# Anxiety Notes Classifier — Databricks + MLflow Scaffold

**Goal:** Build and compare simple, interpretable text models to flag anxiety-related clinical notes; log to MLflow; pick a winner; register & batch score; produce artifacts for slides.

> Replace the data-loading placeholders with your actual Delta table or CSV paths.
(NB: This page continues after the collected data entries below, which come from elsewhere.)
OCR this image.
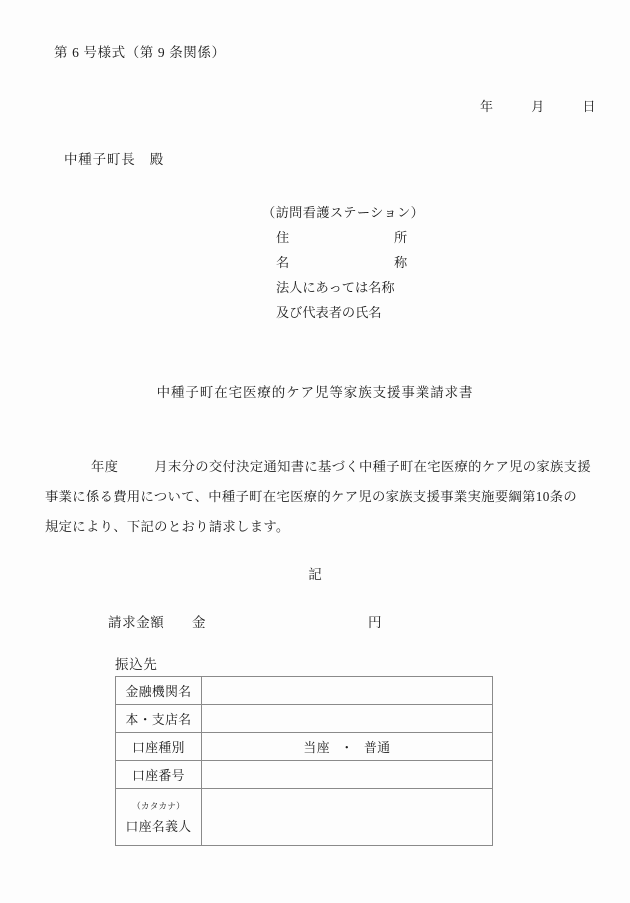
第 6 号様式（第 9 条関係）
年	月	日
中種子町長　殿
（訪問看護ステーション）
住	所
名	称
法人にあっては名称
及び代表者の氏名
中種子町在宅医療的ケア児等家族支援事業請求書
年度	月末分の交付決定通知書に基づく中種子町在宅医療的ケア児の家族支援
事業に係る費用について、中種子町在宅医療的ケア児の家族支援事業実施要綱第10条の
規定により、下記のとおり請求します。
記
請求金額 金	円
振込先
金融機関名	
本・支店名	
口座種別	当座 ・ 普通
口座番号	

（カタカナ）
口座名義人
Run cells top-to-bottom.


In [0]:

# Databricks setup (run in a single cell at the top of the notebook)
# If you are on Databricks, uncomment the %pip lines and run once per cluster restart.

#%pip install mlflow==2.* scikit-learn==1.* pandas numpy matplotlib scipy
#%pip install spacy scispacy
#%pip install scispacy
#!python -m spacy download en_core_sci_sm

#%pip install transformers==4.* torch --extra-index-url https://download.pytorch.org/whl/cpu

import os
import mlflow
import pandas as pd
import numpy as np
import matplotlib.pyplot as plt

from sklearn.model_selection import train_test_split
from sklearn.feature_extraction.text import TfidfVectorizer
from sklearn.linear_model import LogisticRegression
from sklearn.svm import LinearSVC
from sklearn.calibration import CalibratedClassifierCV
from sklearn.metrics import (precision_recall_curve, average_precision_score,
                             roc_auc_score, confusion_matrix, classification_report)
from sklearn.svm import LinearSVC
from sklearn.calibration import CalibratedClassifierCV

mlflow.set_experiment("/Users/modi.boutrs@wellforce.org/anxiety_notes_experiment")  # TODO: set to your path
print("MLflow experiment set.")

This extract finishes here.